LongLive-2.0 attacks a different problem: long-video generation infrastructure. The full system includes NVFP4 training and inference, KV-cache compression, parallel dequantization, and asynchronous VAE decoding. For this post, the key training-side idea is Balanced SP [2].

The difference from LongVILA is important. In understanding, the bottleneck is how frames/images become visual tokens and then a long VLM sequence. In LongLive-2.0, the bottleneck comes from AR teacher forcing: the logical sequence has clean-history and noisy-target streams. After Ulysses All-to-All, the implementation can construct the teacher-forcing mask in the resulting attention order, but it still needs the clean/noisy temporal identity to be preserved. Balanced SP is therefore not about manually pairing mask entries; it is about choosing an ownership unit where each rank keeps matched clean/noisy chunks and a balanced share of loss-bearing target work.

Animated Traditional SP diagram for LongLive-2.0 AR training — Figure 3a. Generated animated diagram based on LongLive-2.0. In traditional SP, VAE preparation is centralized and sharding over the concatenated clean/noisy sequence can leave loss-bearing target tokens on only a few ranks. Source: LongLive-2.0 [2].

Animated Balanced SP diagram for LongLive-2.0 AR training — Figure 3b. Generated animated diagram based on LongLive-2.0. Balanced SP assigns each GPU a temporal clean/noisy pair, so local VAE encoding, teacher-forcing mask construction in Ulysses order, and loss-bearing targets are distributed across ranks. Source: LongLive-2.0 [2].

The naive layout: clean-only ranks, target-heavy ranks

The efficient teacher-forcing formulation builds a sequence like:

[ clean history latents ; noisy target latents ]

If ordinary SP slices this concatenated sequence without understanding the AR objective, some ranks may contain mostly clean context while others contain loss-bearing noisy target tokens. The sequence is partitioned, but the training work is not balanced.

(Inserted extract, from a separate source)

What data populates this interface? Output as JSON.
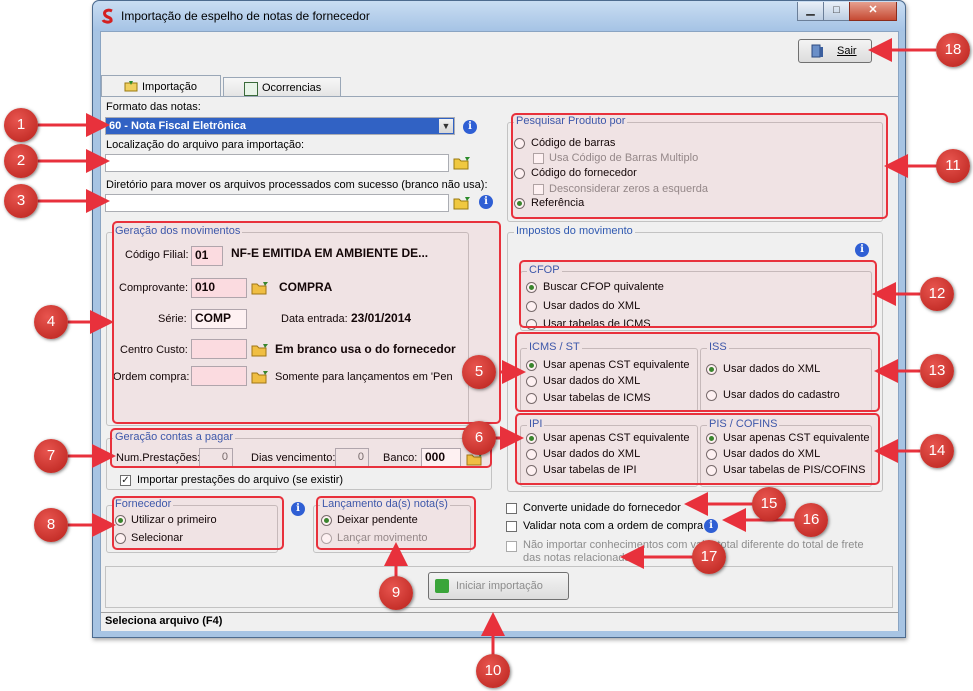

The Balanced SP answer: paired chunks on each rank

Balanced SP changes the data layout. Each SP rank locally constructs the clean latents and noisy latents from the same temporal chunk. That gives every rank both context tokens and loss-bearing target tokens. The teacher-forcing mask is then constructed in the Ulysses attention order from those clean/noisy identities, without materializing a separate global permutation [2].

Traditional SP:
GPU0: clean z0
GPU1: clean z1
GPU2: clean z2
GPU3: noisy z3 + loss

Balanced SP:
GPU0: clean z0 + noisy z0 + local loss
GPU1: clean z1 + noisy z1 + local loss
GPU2: clean z2 + noisy z2 + local loss
GPU3: clean z3 + noisy z3 + local loss

SP starts before the transformer

The most interesting detail is that Balanced SP reaches before the DiT. Each rank VAE-encodes only its local raw-video chunk plus a left halo covering the VAE temporal receptive field, then discards the halo latent and keeps the local latent chunk [2].

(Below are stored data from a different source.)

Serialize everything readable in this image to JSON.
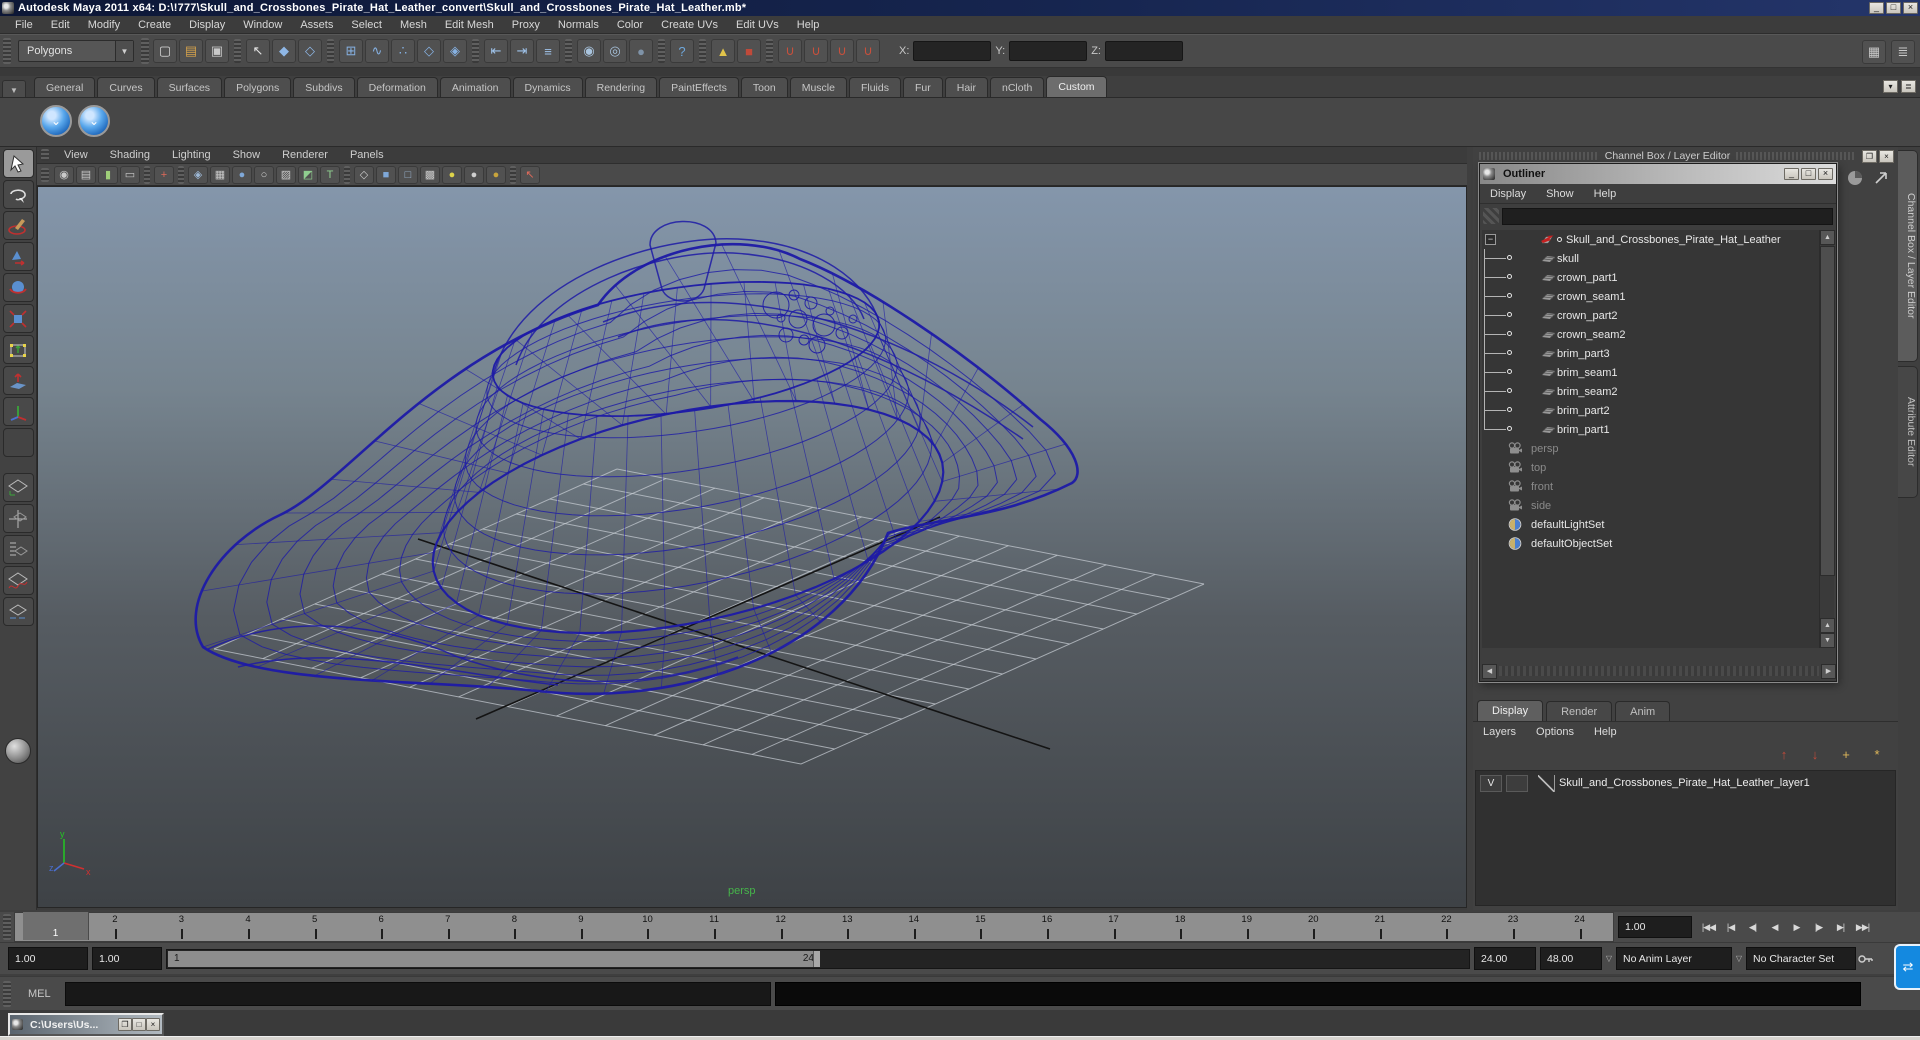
{
  "window": {
    "title": "Autodesk Maya 2011 x64: D:\\!777\\Skull_and_Crossbones_Pirate_Hat_Leather_convert\\Skull_and_Crossbones_Pirate_Hat_Leather.mb*",
    "buttons": {
      "minimize": "_",
      "maximize": "□",
      "close": "×"
    }
  },
  "menubar": {
    "items": [
      "File",
      "Edit",
      "Modify",
      "Create",
      "Display",
      "Window",
      "Assets",
      "Select",
      "Mesh",
      "Edit Mesh",
      "Proxy",
      "Normals",
      "Color",
      "Create UVs",
      "Edit UVs",
      "Help"
    ]
  },
  "statusline": {
    "selection_mode": "Polygons",
    "x_label": "X:",
    "y_label": "Y:",
    "z_label": "Z:",
    "x_value": "",
    "y_value": "",
    "z_value": "",
    "icons": [
      {
        "name": "new-scene-icon",
        "glyph": "▢",
        "color": "#d8d8d8"
      },
      {
        "name": "open-scene-icon",
        "glyph": "▤",
        "color": "#d4a24c"
      },
      {
        "name": "save-scene-icon",
        "glyph": "▣",
        "color": "#c9c9c9"
      },
      {
        "name": "separator",
        "kind": "sep"
      },
      {
        "name": "select-hierarchy-icon",
        "glyph": "↖",
        "color": "#e2e2e2"
      },
      {
        "name": "select-object-icon",
        "glyph": "◆",
        "color": "#8fb7e6"
      },
      {
        "name": "select-component-icon",
        "glyph": "◇",
        "color": "#8fb7e6"
      },
      {
        "name": "separator",
        "kind": "sep"
      },
      {
        "name": "snap-grid-icon",
        "glyph": "⊞",
        "color": "#86b1e2"
      },
      {
        "name": "snap-curve-icon",
        "glyph": "∿",
        "color": "#86b1e2"
      },
      {
        "name": "snap-point-icon",
        "glyph": "∴",
        "color": "#86b1e2"
      },
      {
        "name": "snap-plane-icon",
        "glyph": "◇",
        "color": "#86b1e2"
      },
      {
        "name": "make-live-icon",
        "glyph": "◈",
        "color": "#86b1e2"
      },
      {
        "name": "separator",
        "kind": "sep"
      },
      {
        "name": "input-connections-icon",
        "glyph": "⇤",
        "color": "#9fc3ea"
      },
      {
        "name": "output-connections-icon",
        "glyph": "⇥",
        "color": "#9fc3ea"
      },
      {
        "name": "construction-history-icon",
        "glyph": "≡",
        "color": "#9fc3ea"
      },
      {
        "name": "separator",
        "kind": "sep"
      },
      {
        "name": "render-current-icon",
        "glyph": "◉",
        "color": "#a9c4de"
      },
      {
        "name": "ipr-render-icon",
        "glyph": "◎",
        "color": "#a9c4de"
      },
      {
        "name": "render-settings-icon",
        "glyph": "●",
        "color": "#7f93a8"
      },
      {
        "name": "separator",
        "kind": "sep"
      },
      {
        "name": "help-line-icon",
        "glyph": "?",
        "color": "#6fa8dc"
      },
      {
        "name": "separator",
        "kind": "sep"
      },
      {
        "name": "anim-key-lock-icon",
        "glyph": "▲",
        "color": "#e0c34a"
      },
      {
        "name": "auto-keyframe-icon",
        "glyph": "■",
        "color": "#c04a3a"
      },
      {
        "name": "separator",
        "kind": "sep"
      },
      {
        "name": "snap-magnet-1-icon",
        "glyph": "∪",
        "color": "#c8503c"
      },
      {
        "name": "snap-magnet-2-icon",
        "glyph": "∪",
        "color": "#c8503c"
      },
      {
        "name": "snap-magnet-3-icon",
        "glyph": "∪",
        "color": "#c8503c"
      },
      {
        "name": "snap-magnet-4-icon",
        "glyph": "∪",
        "color": "#c8503c"
      }
    ],
    "right_icons": [
      {
        "name": "toggle-channel-box-icon",
        "glyph": "▦",
        "color": "#c9c9c9"
      },
      {
        "name": "toggle-tool-settings-icon",
        "glyph": "≣",
        "color": "#c9c9c9"
      }
    ]
  },
  "shelf": {
    "tabs": [
      {
        "label": "General"
      },
      {
        "label": "Curves"
      },
      {
        "label": "Surfaces"
      },
      {
        "label": "Polygons"
      },
      {
        "label": "Subdivs"
      },
      {
        "label": "Deformation"
      },
      {
        "label": "Animation"
      },
      {
        "label": "Dynamics"
      },
      {
        "label": "Rendering"
      },
      {
        "label": "PaintEffects"
      },
      {
        "label": "Toon"
      },
      {
        "label": "Muscle"
      },
      {
        "label": "Fluids"
      },
      {
        "label": "Fur"
      },
      {
        "label": "Hair"
      },
      {
        "label": "nCloth"
      },
      {
        "label": "Custom",
        "active": true
      }
    ],
    "buttons": [
      {
        "name": "shelf-item-smooth-1",
        "glyph": "⌄"
      },
      {
        "name": "shelf-item-smooth-2",
        "glyph": "⌄"
      }
    ]
  },
  "viewport": {
    "menus": [
      "View",
      "Shading",
      "Lighting",
      "Show",
      "Renderer",
      "Panels"
    ],
    "camera_label": "persp",
    "toolbar_icons": [
      {
        "name": "camera-icon",
        "glyph": "◉",
        "color": "#c9c9c9"
      },
      {
        "name": "camera-attributes-icon",
        "glyph": "▤",
        "color": "#c9c9c9"
      },
      {
        "name": "bookmark-icon",
        "glyph": "▮",
        "color": "#9fce79"
      },
      {
        "name": "image-plane-icon",
        "glyph": "▭",
        "color": "#c9c9c9"
      },
      {
        "name": "separator",
        "kind": "sep"
      },
      {
        "name": "zoom-region-icon",
        "glyph": "+",
        "color": "#e06a5a"
      },
      {
        "name": "separator",
        "kind": "sep"
      },
      {
        "name": "wireframe-mode-icon",
        "glyph": "◈",
        "color": "#9db8d6"
      },
      {
        "name": "film-gate-icon",
        "glyph": "▦",
        "color": "#c9c9c9"
      },
      {
        "name": "shaded-mode-icon",
        "glyph": "●",
        "color": "#7fa8d8"
      },
      {
        "name": "highlight-mode-icon",
        "glyph": "○",
        "color": "#d0d0d0"
      },
      {
        "name": "xray-mode-icon",
        "glyph": "▨",
        "color": "#c9c9c9"
      },
      {
        "name": "vertex-color-icon",
        "glyph": "◩",
        "color": "#8fce8f"
      },
      {
        "name": "textured-mode-icon",
        "glyph": "T",
        "color": "#8fce8f"
      },
      {
        "name": "separator",
        "kind": "sep"
      },
      {
        "name": "default-material-icon",
        "glyph": "◇",
        "color": "#c9c9c9"
      },
      {
        "name": "shaded-cube-icon",
        "glyph": "■",
        "color": "#7fa8d8"
      },
      {
        "name": "textured-cube-icon",
        "glyph": "□",
        "color": "#9db8d6"
      },
      {
        "name": "checker-icon",
        "glyph": "▩",
        "color": "#c9c9c9"
      },
      {
        "name": "light-all-icon",
        "glyph": "●",
        "color": "#ddd34a"
      },
      {
        "name": "light-default-icon",
        "glyph": "●",
        "color": "#cfcfcf"
      },
      {
        "name": "light-selected-icon",
        "glyph": "●",
        "color": "#c8a43c"
      },
      {
        "name": "separator",
        "kind": "sep"
      },
      {
        "name": "isolate-select-icon",
        "glyph": "↖",
        "color": "#e06a5a"
      }
    ]
  },
  "right_panel": {
    "header": "Channel Box / Layer Editor",
    "vertical_tabs": {
      "tab1": "Channel Box / Layer Editor",
      "tab2": "Attribute Editor"
    }
  },
  "outliner": {
    "title": "Outliner",
    "menus": [
      "Display",
      "Show",
      "Help"
    ],
    "search_value": "",
    "items": [
      {
        "label": "Skull_and_Crossbones_Pirate_Hat_Leather",
        "icon": "transform",
        "root": true
      },
      {
        "label": "skull",
        "icon": "mesh",
        "child": true
      },
      {
        "label": "crown_part1",
        "icon": "mesh",
        "child": true
      },
      {
        "label": "crown_seam1",
        "icon": "mesh",
        "child": true
      },
      {
        "label": "crown_part2",
        "icon": "mesh",
        "child": true
      },
      {
        "label": "crown_seam2",
        "icon": "mesh",
        "child": true
      },
      {
        "label": "brim_part3",
        "icon": "mesh",
        "child": true
      },
      {
        "label": "brim_seam1",
        "icon": "mesh",
        "child": true
      },
      {
        "label": "brim_seam2",
        "icon": "mesh",
        "child": true
      },
      {
        "label": "brim_part2",
        "icon": "mesh",
        "child": true
      },
      {
        "label": "brim_part1",
        "icon": "mesh",
        "child": true,
        "last": true
      },
      {
        "label": "persp",
        "icon": "camera",
        "muted": true
      },
      {
        "label": "top",
        "icon": "camera",
        "muted": true
      },
      {
        "label": "front",
        "icon": "camera",
        "muted": true
      },
      {
        "label": "side",
        "icon": "camera",
        "muted": true
      },
      {
        "label": "defaultLightSet",
        "icon": "set"
      },
      {
        "label": "defaultObjectSet",
        "icon": "set"
      }
    ]
  },
  "layer_editor": {
    "tabs": [
      {
        "label": "Display",
        "active": true
      },
      {
        "label": "Render"
      },
      {
        "label": "Anim"
      }
    ],
    "menus": [
      "Layers",
      "Options",
      "Help"
    ],
    "icons": [
      {
        "name": "layer-move-up-icon",
        "glyph": "↑",
        "color": "#c04a3a"
      },
      {
        "name": "layer-move-down-icon",
        "glyph": "↓",
        "color": "#c04a3a"
      },
      {
        "name": "create-empty-layer-icon",
        "glyph": "+",
        "color": "#e0b85a"
      },
      {
        "name": "create-layer-from-selected-icon",
        "glyph": "*",
        "color": "#e0b85a"
      }
    ],
    "layers": [
      {
        "visible": "V",
        "label": "Skull_and_Crossbones_Pirate_Hat_Leather_layer1"
      }
    ]
  },
  "timeline": {
    "frames": [
      "1",
      "2",
      "3",
      "4",
      "5",
      "6",
      "7",
      "8",
      "9",
      "10",
      "11",
      "12",
      "13",
      "14",
      "15",
      "16",
      "17",
      "18",
      "19",
      "20",
      "21",
      "22",
      "23",
      "24"
    ],
    "current_frame": "1",
    "current_frame_field": "1.00",
    "playback_buttons": [
      {
        "name": "go-to-range-start-button",
        "glyph": "|◀◀"
      },
      {
        "name": "step-back-frame-button",
        "glyph": "|◀"
      },
      {
        "name": "step-back-key-button",
        "glyph": "◀|"
      },
      {
        "name": "play-backwards-button",
        "glyph": "◀"
      },
      {
        "name": "play-forwards-button",
        "glyph": "▶"
      },
      {
        "name": "step-forward-key-button",
        "glyph": "|▶"
      },
      {
        "name": "step-forward-frame-button",
        "glyph": "▶|"
      },
      {
        "name": "go-to-range-end-button",
        "glyph": "▶▶|"
      }
    ]
  },
  "range_slider": {
    "anim_start_field": "1.00",
    "playback_start_field": "1.00",
    "bar_start_label": "1",
    "bar_end_label": "24",
    "playback_end_field": "24.00",
    "anim_end_field": "48.00",
    "anim_layer": "No Anim Layer",
    "character_set": "No Character Set"
  },
  "command_line": {
    "label": "MEL",
    "value": ""
  },
  "taskbar": {
    "item_label": "C:\\Users\\Us..."
  },
  "colors": {
    "wireframe": "#1d1aa6",
    "viewport_top": "#8496ab",
    "viewport_bottom": "#3e4246",
    "grid_line": "#c8cdd4",
    "persp_label_green": "#46b54a",
    "titlebar_blue": "#16254f",
    "shelf_button_blue": "#1a63b8"
  }
}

This is a video-specific lesson. If the transformer is sharded but the VAE pipeline is replicated, the system has not actually made long-video training scale. SP must begin where the expensive sequence is created.

The performance lesson

LongLive-2.0 reports that NVFP4 plus Balanced SP is the fastest training configuration: for 16s, 32s, and 64s videos, iteration time is 40.1s, 119.3s, and 639.5s, giving 1.3×, 1.4×, and 2.1× speedups over the BF16+SP baseline. The paper also reports up to 2.15× training speedup, 1.84× inference speedup, and 45.7 FPS inference [2].

LongLive-2.0 takeaway: for long-video generation, the right SP unit is not just tokens. It is a temporal chunk responsible for clean history, noisy target, local VAE encoding with a left halo, Ulysses-order teacher-forcing mask construction, and loss-bearing targets.

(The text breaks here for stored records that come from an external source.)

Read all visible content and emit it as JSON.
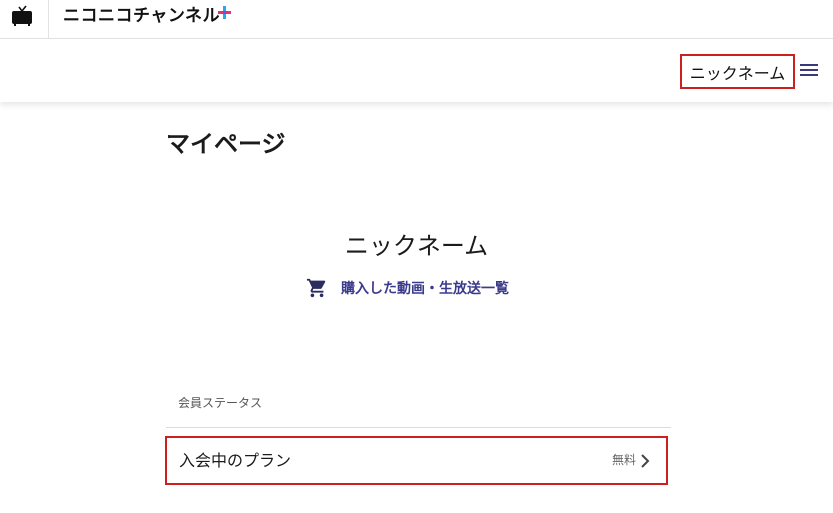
{
  "topbar": {
    "brand_name": "ニコニコチャンネル",
    "plus_icon": "plus-icon",
    "logo_icon": "tv-icon",
    "plus_colors": [
      "#2aa6f0",
      "#e6307a"
    ]
  },
  "header": {
    "nickname": "ニックネーム",
    "menu_icon": "hamburger-menu-icon"
  },
  "main": {
    "page_title": "マイページ",
    "profile_name": "ニックネーム",
    "purchase_link": {
      "icon": "cart-icon",
      "label": "購入した動画・生放送一覧"
    },
    "membership": {
      "section_label": "会員ステータス",
      "plan_label": "入会中のプラン",
      "plan_value": "無料",
      "chevron_icon": "chevron-right-icon"
    }
  },
  "colors": {
    "accent": "#3b3b8c",
    "highlight_border": "#cc1f1f"
  }
}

5. Differences between understanding and generation system

LongVILA and LongLive-2.0 both split inside a sample, but they assign ownership to different semantic units: multimodal tokens for understanding, and clean/noisy latent chunks for generation.

Dimension	LongVILA	LongLive-2.0
Task	Long-video understanding / VLM	Long-video generation / AR diffusion infrastructure
Sequence unit	Visual tokens plus text tokens	Video latent chunks
Main bottleneck	Vision encoder workload, LLM context length, attention communication	Clean/noisy layout, loss-bearing target imbalance, VAE latent preparation, DiT activation
Why naive SP fails	Text-only token sharding ignores where visual tokens come from	Concatenated clean/noisy sharding can leave some ranks target-heavy and others mostly clean-only
Core design	MM-SP: shard by frames/images, then by tokens	Balanced SP: each rank locally constructs matched clean/noisy latents from one temporal chunk
General lesson	Modality-aware ownership	Objective-aware temporal ownership

Animated diagram comparing semantic ownership in LongVILA and LongLive-2.0 — Figure 4. Generated animated diagram. The shared SP principle is to split inside a sample; the video-specific question is which semantic unit becomes the owner of a shard.

The common abstraction is semantic ownership. A rank should not merely own a contiguous slice of a tensor. It should own a slice that makes the upstream encoder, the attention communication, the loss, and the hardware topology behave well together.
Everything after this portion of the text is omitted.